Victoria Harkless
Assistant Editor-In-Chief
It is hard for a stepparent to know where the line of acceptable punishment is, but it is even harder when the other parent has a boyfriend or girlfriend who is constantly overstepping that line.
There are proper ways for boyfriends/girlfriends to punish their spouse’s child. Talking to the biological parent is always the way to start that process. There are also punishments that boyfriends/girlfriends should not be able to give. Taking away electronics, stuffed animals or physically punishing the child are things that the significant other should have no say in.
It also is not uncommon for children who receive punishments by parent’s partners to receive multiple punishments, one from the boyfriend/girlfriend and one from the parent- that is unfair. We do not punish convicted criminals twice on the same offense so why punish children twice on the words of one person.
There is more of an impact on a single punishment when it is done by the parent. There is no punishment quite like knowing you have disappointed your parent/parents while waiting for your actual punishment.
A punishment done by a partner can also cause tensions within the relationship between the biological parents. One parent may disagree with it and have reason to try and get the child for more time or that may start a conflict in an otherwise peaceful co-parenting situation. Growing up in a situation with parents who merely tolerated each other created many awkward family events like shared Christmas, or at the Thanksgiving dinner table. Moments like those would also be when parents switch for the week or weekend and that would be an uncomfortable situation.
If a parent’s boyfriend/girlfriend is involved that parent may be more strict so they can prove that they would be a good parent even if they are not looking to have more children.
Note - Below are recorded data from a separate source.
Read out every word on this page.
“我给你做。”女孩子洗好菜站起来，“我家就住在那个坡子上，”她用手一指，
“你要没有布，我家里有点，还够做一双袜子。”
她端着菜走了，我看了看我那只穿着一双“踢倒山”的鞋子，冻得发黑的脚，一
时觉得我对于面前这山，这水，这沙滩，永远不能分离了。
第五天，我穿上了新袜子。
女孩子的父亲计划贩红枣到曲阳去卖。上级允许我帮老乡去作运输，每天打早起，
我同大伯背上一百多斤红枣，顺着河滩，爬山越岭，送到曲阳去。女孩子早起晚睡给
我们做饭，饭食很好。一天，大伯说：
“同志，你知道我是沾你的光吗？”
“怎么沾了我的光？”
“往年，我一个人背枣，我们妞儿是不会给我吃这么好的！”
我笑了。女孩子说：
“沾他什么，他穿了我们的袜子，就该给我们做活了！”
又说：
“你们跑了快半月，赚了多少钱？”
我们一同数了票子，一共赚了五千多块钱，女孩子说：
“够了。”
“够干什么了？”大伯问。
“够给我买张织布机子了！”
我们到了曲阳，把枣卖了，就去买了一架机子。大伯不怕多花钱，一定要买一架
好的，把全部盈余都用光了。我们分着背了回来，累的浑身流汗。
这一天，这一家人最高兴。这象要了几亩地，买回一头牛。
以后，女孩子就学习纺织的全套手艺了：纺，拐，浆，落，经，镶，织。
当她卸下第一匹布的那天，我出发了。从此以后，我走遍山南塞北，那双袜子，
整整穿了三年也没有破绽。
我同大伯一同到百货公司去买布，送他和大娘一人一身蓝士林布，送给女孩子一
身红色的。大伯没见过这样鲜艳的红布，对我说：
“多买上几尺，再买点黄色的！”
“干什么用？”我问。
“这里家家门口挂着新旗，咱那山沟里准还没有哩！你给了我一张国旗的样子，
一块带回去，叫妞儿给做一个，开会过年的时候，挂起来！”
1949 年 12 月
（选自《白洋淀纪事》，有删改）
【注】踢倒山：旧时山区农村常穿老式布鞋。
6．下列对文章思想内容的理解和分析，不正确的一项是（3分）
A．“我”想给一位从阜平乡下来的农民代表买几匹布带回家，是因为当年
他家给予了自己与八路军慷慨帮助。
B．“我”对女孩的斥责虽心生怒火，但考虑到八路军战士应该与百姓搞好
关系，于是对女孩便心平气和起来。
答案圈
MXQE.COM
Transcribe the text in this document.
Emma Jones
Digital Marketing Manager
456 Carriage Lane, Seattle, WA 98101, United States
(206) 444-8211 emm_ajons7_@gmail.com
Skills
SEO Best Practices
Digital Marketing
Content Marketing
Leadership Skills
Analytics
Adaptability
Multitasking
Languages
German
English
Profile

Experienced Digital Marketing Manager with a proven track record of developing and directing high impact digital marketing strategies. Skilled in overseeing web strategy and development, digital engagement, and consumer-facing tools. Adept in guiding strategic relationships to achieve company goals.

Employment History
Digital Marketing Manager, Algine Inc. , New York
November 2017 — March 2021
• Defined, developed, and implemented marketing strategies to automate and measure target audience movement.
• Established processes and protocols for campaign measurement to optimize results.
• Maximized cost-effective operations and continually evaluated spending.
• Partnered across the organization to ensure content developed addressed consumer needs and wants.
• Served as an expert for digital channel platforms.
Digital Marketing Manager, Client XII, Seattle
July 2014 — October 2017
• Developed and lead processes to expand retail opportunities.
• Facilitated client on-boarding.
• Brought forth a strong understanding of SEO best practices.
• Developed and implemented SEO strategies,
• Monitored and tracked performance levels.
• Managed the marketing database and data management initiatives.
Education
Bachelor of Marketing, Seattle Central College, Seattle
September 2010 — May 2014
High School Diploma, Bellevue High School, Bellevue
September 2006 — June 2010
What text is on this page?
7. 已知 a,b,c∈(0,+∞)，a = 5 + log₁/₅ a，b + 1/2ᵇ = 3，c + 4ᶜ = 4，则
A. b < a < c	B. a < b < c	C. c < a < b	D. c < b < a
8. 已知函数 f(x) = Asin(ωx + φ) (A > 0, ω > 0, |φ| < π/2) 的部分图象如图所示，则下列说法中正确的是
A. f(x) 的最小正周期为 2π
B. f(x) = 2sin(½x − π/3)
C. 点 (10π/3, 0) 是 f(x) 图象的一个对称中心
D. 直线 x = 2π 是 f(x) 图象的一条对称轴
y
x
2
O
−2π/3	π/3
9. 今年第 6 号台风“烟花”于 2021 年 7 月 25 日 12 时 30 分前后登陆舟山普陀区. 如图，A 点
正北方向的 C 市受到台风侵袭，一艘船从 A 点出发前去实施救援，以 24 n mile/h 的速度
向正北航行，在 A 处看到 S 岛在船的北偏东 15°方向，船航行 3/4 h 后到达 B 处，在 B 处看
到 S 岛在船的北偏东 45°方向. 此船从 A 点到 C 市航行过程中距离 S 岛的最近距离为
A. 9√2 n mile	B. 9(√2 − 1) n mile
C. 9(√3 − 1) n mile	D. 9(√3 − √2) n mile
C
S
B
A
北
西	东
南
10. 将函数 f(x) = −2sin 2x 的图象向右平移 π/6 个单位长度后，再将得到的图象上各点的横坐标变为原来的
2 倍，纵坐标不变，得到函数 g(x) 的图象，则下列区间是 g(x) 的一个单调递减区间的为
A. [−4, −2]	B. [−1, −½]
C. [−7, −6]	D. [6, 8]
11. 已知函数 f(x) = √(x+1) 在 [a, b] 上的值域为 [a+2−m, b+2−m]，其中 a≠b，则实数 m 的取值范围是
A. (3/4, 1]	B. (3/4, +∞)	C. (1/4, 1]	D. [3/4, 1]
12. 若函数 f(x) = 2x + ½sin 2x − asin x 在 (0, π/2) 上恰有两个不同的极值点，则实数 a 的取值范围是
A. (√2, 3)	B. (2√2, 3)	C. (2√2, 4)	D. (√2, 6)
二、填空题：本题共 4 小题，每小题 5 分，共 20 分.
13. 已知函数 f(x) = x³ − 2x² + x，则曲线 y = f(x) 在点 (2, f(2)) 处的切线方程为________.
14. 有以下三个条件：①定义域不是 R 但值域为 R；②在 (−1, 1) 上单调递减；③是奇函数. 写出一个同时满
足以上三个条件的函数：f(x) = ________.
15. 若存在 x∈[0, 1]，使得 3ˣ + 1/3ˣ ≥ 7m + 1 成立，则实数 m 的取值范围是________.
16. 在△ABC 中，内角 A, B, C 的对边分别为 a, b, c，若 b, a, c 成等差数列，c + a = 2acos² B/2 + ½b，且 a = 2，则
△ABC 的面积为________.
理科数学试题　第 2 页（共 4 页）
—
It is just something that happens, they also want their child to appear respectful to their partner but that respect should not be built on fear of a punishment. That does not promote respect, it promotes the idea they care more about their romantic interests instead of their child who they should have a lifelong bond with.
Overall letting boyfriends/girlfriends punish children that they share no connection with is more harmful than good for various reasons.